And now for something completely different; a Ninjak comic that doesn’t star Ninjak.
Valiant Comics’ resident super-spy and all around martial arts machine has been something of a revelation since joining Unity and the current Valiant U. Not only has the ninja(k) become a fan favorite, but he’s also secured his own monthly comic, and it’s a darn good one at that.
The book has established a solid dual element, with one story taking place in the current Valiant time period, and one set in the recent past. The first arc, which is really still going on, followed Colin King (Ninjak) in both tales, but this issue shakes things up considerably with a pair of stories that just barely include him. And after the events of the last issue, it’s absolutely torture.
Now, don’t get me wrong, I still loved this issue of Ninjak, but I really, really want to know what happens next in the actual story! That’s not to be though as writer Matt Kindt has a little something else in mind for this one. Namely, a trip back to see the origins of the hero’s two newest adversaries- Roku and Kannon.
Rook is a near match of King herself, and an expert assassin. But she’s more that just that, and that’s where she gets a little edge over Ninjak- she’s a suer-human capable of cellular-level control over her body. As a result, she uses her long locks as a weapon, one with deadly capabilities.
As for Kannon, he’s a little more mysterious. An arms dealer in the present, it seems that Kannon has a past that brought him into contact with the same cult that trained Roku. Both of those things spell out some serious problems for Ninjak, as you’ll find out from the story in its entirety.
And as usual, that story is fantastically written by Kindt, who’s work I enjoy immensely.

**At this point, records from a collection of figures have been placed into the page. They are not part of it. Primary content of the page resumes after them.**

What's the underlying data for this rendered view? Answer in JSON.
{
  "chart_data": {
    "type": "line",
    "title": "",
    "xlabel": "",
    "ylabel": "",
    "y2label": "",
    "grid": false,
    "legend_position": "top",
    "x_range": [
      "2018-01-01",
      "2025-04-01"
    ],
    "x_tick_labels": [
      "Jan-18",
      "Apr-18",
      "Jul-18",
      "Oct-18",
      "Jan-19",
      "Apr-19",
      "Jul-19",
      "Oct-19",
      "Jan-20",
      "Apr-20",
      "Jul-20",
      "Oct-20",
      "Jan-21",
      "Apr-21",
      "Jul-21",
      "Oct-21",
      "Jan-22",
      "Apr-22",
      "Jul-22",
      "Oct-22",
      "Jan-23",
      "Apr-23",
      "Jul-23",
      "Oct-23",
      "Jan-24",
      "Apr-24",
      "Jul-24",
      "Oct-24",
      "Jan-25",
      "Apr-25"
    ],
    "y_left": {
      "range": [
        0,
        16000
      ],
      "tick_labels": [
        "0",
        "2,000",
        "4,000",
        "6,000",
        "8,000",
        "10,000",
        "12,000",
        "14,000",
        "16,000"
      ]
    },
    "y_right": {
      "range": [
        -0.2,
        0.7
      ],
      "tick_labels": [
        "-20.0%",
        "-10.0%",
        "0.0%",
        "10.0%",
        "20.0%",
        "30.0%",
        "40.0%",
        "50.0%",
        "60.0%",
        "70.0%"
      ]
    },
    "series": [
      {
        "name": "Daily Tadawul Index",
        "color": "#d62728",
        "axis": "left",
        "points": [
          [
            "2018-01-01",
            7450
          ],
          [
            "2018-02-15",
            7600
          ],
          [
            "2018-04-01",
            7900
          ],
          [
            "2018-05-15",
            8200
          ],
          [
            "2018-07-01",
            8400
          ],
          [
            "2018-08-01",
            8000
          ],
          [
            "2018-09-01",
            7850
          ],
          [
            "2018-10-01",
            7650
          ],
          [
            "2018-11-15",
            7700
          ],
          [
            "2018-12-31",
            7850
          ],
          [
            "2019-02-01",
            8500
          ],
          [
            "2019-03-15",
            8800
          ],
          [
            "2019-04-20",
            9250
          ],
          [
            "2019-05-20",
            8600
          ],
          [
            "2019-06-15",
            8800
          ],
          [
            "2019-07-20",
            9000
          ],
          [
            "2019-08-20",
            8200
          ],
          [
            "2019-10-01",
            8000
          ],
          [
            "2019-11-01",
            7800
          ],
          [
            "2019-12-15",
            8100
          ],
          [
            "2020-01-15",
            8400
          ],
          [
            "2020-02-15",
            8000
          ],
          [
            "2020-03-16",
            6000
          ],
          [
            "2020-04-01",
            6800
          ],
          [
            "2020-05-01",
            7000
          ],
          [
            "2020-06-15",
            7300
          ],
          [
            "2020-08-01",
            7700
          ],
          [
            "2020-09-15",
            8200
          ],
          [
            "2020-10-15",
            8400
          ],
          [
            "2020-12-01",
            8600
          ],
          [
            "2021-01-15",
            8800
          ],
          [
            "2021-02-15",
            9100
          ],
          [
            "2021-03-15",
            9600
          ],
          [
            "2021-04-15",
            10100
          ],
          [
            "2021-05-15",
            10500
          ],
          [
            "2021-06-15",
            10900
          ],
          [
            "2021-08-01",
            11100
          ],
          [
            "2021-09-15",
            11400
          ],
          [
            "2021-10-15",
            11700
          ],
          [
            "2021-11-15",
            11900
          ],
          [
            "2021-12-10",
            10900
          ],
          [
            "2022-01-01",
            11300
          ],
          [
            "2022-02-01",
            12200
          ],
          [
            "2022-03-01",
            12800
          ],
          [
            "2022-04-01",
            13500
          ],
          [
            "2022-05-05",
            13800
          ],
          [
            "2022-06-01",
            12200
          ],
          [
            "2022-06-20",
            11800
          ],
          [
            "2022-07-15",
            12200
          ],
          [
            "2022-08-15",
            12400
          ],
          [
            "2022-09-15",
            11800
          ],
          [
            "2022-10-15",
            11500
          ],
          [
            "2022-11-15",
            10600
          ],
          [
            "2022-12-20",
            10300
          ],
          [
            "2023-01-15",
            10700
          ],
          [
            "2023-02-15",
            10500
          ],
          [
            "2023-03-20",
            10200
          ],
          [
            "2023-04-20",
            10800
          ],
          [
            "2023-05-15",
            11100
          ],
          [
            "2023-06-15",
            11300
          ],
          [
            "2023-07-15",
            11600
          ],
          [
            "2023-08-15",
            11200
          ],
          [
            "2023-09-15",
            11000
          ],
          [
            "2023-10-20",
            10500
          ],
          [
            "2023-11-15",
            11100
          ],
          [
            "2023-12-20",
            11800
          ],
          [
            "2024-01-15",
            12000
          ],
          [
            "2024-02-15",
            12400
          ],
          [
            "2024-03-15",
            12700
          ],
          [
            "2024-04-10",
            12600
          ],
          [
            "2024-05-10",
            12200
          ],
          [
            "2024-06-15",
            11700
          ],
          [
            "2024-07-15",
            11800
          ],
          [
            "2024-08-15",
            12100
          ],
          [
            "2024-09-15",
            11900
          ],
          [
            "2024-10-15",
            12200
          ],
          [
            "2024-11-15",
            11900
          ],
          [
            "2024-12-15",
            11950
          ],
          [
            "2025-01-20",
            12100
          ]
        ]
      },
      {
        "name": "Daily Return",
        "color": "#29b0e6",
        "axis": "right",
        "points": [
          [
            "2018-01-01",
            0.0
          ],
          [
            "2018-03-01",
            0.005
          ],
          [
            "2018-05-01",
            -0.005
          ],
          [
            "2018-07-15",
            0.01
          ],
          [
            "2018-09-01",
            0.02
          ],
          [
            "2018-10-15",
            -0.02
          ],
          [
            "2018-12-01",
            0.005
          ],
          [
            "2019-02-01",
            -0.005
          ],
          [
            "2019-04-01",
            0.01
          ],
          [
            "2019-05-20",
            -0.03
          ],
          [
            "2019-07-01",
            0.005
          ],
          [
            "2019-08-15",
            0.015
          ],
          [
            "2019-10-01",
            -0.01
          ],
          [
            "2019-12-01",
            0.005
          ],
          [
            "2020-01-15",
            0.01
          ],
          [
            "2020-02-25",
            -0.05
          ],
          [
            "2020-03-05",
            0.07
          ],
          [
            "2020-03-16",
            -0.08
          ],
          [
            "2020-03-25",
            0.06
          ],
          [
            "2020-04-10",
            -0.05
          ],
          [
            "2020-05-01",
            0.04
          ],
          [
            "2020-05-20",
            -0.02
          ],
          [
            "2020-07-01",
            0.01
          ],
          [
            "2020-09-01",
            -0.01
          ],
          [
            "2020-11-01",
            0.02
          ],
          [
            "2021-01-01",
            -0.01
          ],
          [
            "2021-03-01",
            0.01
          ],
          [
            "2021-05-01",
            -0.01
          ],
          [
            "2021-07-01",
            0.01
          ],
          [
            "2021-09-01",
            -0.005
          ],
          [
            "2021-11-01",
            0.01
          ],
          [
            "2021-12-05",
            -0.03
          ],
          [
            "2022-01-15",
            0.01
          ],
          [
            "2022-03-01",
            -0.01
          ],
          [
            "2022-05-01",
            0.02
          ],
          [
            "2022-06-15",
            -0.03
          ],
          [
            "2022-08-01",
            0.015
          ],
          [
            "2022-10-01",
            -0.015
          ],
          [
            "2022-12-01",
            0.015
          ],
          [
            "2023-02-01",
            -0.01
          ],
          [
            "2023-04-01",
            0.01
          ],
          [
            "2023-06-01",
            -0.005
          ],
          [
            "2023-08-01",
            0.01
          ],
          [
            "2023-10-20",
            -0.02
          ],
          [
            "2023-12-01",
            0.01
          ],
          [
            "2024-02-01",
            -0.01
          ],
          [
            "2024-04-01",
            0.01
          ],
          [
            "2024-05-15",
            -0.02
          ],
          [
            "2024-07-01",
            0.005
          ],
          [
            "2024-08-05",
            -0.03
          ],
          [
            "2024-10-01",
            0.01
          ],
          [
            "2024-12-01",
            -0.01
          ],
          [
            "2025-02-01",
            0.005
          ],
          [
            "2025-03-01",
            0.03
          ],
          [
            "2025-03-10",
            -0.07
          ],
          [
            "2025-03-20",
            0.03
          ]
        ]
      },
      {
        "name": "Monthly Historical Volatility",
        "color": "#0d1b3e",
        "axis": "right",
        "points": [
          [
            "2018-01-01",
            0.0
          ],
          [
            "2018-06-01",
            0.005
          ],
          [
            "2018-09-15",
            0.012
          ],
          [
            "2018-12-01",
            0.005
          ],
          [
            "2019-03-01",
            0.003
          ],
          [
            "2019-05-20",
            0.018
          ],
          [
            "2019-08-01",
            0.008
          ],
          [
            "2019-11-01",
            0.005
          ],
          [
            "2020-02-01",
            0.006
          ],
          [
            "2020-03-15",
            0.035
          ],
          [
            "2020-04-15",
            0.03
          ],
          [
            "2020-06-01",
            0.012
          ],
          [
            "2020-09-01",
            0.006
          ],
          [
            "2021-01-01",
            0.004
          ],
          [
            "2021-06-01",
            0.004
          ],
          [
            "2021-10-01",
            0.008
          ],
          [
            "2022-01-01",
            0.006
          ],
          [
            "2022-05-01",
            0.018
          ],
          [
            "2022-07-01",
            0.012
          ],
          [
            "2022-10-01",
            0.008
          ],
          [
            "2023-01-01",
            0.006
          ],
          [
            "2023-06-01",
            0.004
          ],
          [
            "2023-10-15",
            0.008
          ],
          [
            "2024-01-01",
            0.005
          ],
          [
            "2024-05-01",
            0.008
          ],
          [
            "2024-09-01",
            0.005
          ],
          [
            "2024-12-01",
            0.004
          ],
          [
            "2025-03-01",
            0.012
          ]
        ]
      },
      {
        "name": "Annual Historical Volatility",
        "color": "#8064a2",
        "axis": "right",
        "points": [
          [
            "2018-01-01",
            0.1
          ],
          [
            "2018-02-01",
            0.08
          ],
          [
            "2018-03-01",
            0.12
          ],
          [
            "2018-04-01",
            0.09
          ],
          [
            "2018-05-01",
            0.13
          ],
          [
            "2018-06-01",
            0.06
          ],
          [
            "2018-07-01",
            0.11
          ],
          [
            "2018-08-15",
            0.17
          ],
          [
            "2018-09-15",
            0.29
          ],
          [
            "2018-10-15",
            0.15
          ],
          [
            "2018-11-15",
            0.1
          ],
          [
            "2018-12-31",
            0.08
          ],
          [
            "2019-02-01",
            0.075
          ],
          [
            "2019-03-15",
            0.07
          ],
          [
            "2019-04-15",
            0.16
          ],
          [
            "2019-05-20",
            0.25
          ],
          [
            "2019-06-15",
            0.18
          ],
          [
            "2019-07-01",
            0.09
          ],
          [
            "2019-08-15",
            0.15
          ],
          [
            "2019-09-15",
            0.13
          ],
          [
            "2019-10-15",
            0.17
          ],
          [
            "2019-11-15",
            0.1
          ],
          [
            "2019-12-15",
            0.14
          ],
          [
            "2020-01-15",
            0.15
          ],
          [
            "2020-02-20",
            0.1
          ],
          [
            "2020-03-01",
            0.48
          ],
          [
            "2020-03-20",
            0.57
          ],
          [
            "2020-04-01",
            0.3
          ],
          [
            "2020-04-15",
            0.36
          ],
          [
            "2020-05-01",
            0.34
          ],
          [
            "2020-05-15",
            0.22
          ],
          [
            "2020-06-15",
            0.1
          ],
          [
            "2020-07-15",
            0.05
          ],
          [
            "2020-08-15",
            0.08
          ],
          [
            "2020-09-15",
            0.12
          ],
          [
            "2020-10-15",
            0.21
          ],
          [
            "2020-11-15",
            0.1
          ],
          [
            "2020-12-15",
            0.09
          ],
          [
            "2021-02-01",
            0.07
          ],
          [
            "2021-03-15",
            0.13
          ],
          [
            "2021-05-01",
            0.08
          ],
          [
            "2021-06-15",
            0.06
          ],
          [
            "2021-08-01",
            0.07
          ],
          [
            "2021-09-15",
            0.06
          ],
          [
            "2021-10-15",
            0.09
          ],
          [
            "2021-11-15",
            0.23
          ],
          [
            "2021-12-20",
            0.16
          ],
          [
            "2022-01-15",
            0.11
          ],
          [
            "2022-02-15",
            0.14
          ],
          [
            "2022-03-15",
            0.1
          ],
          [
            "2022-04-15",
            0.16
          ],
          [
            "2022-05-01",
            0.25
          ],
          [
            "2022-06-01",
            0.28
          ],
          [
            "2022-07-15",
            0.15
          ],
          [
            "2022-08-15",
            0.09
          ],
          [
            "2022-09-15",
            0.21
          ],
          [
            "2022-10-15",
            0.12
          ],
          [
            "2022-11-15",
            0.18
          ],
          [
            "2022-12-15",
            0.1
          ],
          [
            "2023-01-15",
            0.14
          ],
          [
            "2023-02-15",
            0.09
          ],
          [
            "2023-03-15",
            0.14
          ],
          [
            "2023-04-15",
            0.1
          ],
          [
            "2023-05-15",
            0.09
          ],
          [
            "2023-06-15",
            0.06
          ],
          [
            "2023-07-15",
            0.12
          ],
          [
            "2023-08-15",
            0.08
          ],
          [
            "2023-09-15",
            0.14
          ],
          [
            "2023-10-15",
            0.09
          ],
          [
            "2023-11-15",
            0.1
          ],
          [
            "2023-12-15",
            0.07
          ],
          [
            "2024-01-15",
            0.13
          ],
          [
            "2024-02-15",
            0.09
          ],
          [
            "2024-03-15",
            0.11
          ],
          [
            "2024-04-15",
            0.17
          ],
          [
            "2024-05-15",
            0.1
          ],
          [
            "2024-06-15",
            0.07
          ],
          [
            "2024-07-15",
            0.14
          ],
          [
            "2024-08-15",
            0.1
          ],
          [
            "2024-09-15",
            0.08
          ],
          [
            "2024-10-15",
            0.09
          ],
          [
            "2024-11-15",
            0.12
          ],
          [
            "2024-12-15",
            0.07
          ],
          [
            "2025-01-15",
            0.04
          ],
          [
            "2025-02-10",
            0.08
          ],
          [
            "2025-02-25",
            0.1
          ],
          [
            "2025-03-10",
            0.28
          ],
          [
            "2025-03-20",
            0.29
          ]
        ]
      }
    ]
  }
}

He gets across plenty of detail into the lives of both Roku and Kannon in the two stories, basically giving you a history lesson on both, as though they’ve been around for a good long time and have featured in way more comics than the handful that they have (though I suspect that might change). There’s also a pretty surprising little cameo in this issue, one that (trust me) you’re not expecting and one that might just foreshadow some big things down the road (hint*hint*Book of Death*hint).
As for the visuals, this one’s a team effort with work coming from Juan José Ryp and Marguerite Sauvage, as well as series regulars Clay Mann and Butch Guice. And guess what? All of it’s fantastic. As is now standard with Ninjak, the two stories in the book have completely different visual feels, with the Kannon entry having a simple look, and being somewhat primitive-feeling.
That’s not a bad thing by any means, as it fits the story well, but Roku’s though, wow is Roku’s origin absolutely stunning. The level of detail is off the charts here as we see a character getting fantastical abilities and facing some incredible foes (who all look amazing)- and that’s just her initiation into the cult, which is all kinds of weird by the way.
Another issue of Ninjak and another ‘must read’.
It’s funny, but even when this book leaves its hero on the cutting room floor it manages to be a knockout of a comic and a surefire enjoyable read. The art is awesome and the story is perfectly paced and hints at so many cool things that I actually want to read a solo book with Roku as the star- and she’s supposed to be the villain!
Even so though, that doesn’t mean that I’m not seriously still looking forward to issue #5, where we return to King and his dealings with both Roku and Kannon. It’s just that all facets of this book have hit the ground running and have yet to ease up any, so I don’t even mind peeking into the lives of the supporting cast at the expense of the main narrative.
Yes, it’s that interesting. Go read it (but try and get the first three issues first!).